Colonel Gould gave back the look. "Queer customer! Shouldn't wonder if he's a Thug--they use dhatura poison to stupefy their victims, you know."

He spoke carelessly as they stood looking out at the bare patch of parched ground called by courtesy a garden. The lowering sky, of an even purplish grey, was so dark that the level lines of dust-laden sirus trees along the road showed light against it.

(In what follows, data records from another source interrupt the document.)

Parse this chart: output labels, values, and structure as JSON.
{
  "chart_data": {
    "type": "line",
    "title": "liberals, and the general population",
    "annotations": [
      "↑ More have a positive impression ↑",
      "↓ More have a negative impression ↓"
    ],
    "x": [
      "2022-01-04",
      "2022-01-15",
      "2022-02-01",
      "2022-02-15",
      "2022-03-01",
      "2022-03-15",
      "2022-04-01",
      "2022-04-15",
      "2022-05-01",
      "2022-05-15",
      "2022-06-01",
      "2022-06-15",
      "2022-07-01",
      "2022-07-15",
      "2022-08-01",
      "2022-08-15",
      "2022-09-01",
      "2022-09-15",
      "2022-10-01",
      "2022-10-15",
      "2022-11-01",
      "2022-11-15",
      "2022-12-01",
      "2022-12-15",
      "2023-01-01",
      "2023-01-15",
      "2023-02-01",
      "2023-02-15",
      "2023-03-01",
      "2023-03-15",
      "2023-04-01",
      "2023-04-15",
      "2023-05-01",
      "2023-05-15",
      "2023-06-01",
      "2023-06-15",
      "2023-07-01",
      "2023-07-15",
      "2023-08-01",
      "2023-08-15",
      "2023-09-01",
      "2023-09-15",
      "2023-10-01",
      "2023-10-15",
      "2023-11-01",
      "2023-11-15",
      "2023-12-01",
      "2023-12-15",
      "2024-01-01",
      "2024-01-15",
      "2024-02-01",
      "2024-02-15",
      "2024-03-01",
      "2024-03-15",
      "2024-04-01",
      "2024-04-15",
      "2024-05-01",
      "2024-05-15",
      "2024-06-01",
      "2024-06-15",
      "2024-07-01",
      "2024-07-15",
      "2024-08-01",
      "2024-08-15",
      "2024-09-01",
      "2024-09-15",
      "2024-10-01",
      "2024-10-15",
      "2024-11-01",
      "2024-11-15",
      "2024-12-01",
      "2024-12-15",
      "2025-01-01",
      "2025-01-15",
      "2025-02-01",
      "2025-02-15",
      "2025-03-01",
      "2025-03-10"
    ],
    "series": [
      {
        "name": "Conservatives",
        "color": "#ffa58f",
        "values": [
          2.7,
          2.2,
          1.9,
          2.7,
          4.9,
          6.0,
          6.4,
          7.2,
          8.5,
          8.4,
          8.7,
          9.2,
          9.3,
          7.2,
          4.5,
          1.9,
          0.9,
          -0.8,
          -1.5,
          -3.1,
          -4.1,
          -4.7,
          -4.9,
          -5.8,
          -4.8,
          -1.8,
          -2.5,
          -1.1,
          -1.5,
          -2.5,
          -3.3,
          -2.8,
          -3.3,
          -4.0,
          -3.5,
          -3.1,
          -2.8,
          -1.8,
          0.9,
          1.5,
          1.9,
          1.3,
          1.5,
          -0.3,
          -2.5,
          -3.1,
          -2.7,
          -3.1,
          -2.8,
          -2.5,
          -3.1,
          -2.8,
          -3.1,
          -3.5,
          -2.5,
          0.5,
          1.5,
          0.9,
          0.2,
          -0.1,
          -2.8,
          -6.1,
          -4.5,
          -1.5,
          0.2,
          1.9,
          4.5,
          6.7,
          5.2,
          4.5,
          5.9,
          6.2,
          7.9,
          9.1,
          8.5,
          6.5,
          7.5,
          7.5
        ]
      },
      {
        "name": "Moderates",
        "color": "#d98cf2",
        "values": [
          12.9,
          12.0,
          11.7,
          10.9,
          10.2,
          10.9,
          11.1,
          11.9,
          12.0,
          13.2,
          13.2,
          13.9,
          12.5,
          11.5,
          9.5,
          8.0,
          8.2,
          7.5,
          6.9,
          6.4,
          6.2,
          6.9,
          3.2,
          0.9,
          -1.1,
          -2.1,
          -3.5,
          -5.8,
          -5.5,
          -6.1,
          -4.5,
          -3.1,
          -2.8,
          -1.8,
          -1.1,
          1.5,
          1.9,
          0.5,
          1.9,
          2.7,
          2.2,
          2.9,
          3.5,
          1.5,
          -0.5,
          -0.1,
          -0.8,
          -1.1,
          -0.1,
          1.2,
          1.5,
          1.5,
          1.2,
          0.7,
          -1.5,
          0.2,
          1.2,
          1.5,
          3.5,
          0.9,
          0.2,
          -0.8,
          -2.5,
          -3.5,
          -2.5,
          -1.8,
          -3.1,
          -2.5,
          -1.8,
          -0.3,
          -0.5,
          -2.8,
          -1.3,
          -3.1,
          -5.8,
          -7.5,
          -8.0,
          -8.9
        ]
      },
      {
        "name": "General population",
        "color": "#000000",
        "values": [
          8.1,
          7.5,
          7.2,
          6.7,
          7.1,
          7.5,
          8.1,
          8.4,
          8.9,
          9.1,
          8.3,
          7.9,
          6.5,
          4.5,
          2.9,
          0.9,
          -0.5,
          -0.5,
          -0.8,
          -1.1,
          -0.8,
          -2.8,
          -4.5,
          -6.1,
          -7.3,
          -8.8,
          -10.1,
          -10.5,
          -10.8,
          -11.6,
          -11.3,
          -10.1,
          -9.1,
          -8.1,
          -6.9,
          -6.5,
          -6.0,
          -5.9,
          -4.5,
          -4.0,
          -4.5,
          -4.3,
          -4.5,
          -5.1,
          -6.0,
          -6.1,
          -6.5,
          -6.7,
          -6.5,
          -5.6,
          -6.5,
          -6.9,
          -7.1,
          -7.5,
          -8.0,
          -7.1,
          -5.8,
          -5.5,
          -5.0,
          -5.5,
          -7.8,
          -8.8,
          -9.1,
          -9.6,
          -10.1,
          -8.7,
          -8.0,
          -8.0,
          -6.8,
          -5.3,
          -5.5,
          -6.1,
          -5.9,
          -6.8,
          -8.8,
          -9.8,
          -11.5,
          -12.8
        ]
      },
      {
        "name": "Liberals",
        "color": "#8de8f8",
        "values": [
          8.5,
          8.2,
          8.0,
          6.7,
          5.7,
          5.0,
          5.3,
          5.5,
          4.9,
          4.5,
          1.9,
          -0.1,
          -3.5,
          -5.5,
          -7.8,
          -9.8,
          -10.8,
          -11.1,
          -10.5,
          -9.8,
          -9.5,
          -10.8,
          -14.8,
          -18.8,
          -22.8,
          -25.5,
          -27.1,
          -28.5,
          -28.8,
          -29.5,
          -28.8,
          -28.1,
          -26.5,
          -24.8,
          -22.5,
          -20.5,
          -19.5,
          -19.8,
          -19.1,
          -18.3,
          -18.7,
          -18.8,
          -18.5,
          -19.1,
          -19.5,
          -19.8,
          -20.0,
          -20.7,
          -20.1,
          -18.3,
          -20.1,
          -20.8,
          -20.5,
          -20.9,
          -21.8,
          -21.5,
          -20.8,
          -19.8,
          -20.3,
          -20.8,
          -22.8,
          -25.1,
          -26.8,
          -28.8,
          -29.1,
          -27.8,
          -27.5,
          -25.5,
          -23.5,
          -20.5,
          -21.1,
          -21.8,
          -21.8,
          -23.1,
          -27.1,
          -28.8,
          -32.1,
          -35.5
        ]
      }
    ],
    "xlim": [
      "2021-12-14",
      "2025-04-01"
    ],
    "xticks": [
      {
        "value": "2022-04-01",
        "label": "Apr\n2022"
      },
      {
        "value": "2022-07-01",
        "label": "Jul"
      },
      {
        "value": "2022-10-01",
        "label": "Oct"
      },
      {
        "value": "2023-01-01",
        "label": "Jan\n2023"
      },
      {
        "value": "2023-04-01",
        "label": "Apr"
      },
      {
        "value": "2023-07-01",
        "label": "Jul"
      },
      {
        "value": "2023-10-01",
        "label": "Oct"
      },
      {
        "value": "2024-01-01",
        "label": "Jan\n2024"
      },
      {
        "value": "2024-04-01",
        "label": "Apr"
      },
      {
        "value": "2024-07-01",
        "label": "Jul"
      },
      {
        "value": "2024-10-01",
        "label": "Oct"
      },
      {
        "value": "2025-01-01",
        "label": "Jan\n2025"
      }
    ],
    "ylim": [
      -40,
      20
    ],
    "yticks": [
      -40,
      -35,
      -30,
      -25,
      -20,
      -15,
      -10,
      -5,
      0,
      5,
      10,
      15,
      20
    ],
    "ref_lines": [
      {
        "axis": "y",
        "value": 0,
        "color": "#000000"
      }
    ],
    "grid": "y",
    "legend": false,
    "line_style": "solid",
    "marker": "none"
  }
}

"I wish some one would stupefy me," said Muriel, with a sudden passion in her voice; to cover which she went on recklessly: "How I hate Christmas in India!--the sham of it--sham decorations--sham church, for it isn't real! The reality is outside among the poor folk in the fields and the towns, to whom Christmas is a day when we guzzle and they pay the piper!"

"My dear Muriel!"

"It's true! Think of it! Peace and goodwill? Isn't the whole station at daggers-drawing because one lady said another wasn't the best-dressed woman in India? Isn't your regiment, Colonel, ready to murder you? Then that camp, right in the middle of us Christians, with how many prisoners eating their hearts out? And Vile John--as Boy has been taught to call him--half mad in thinking of his children who have died. Oh, I know it is all inevitable--but think, just think of him wandering about this Christmas Eve, liable to be shot at sight. There's a Santa Claus for you!"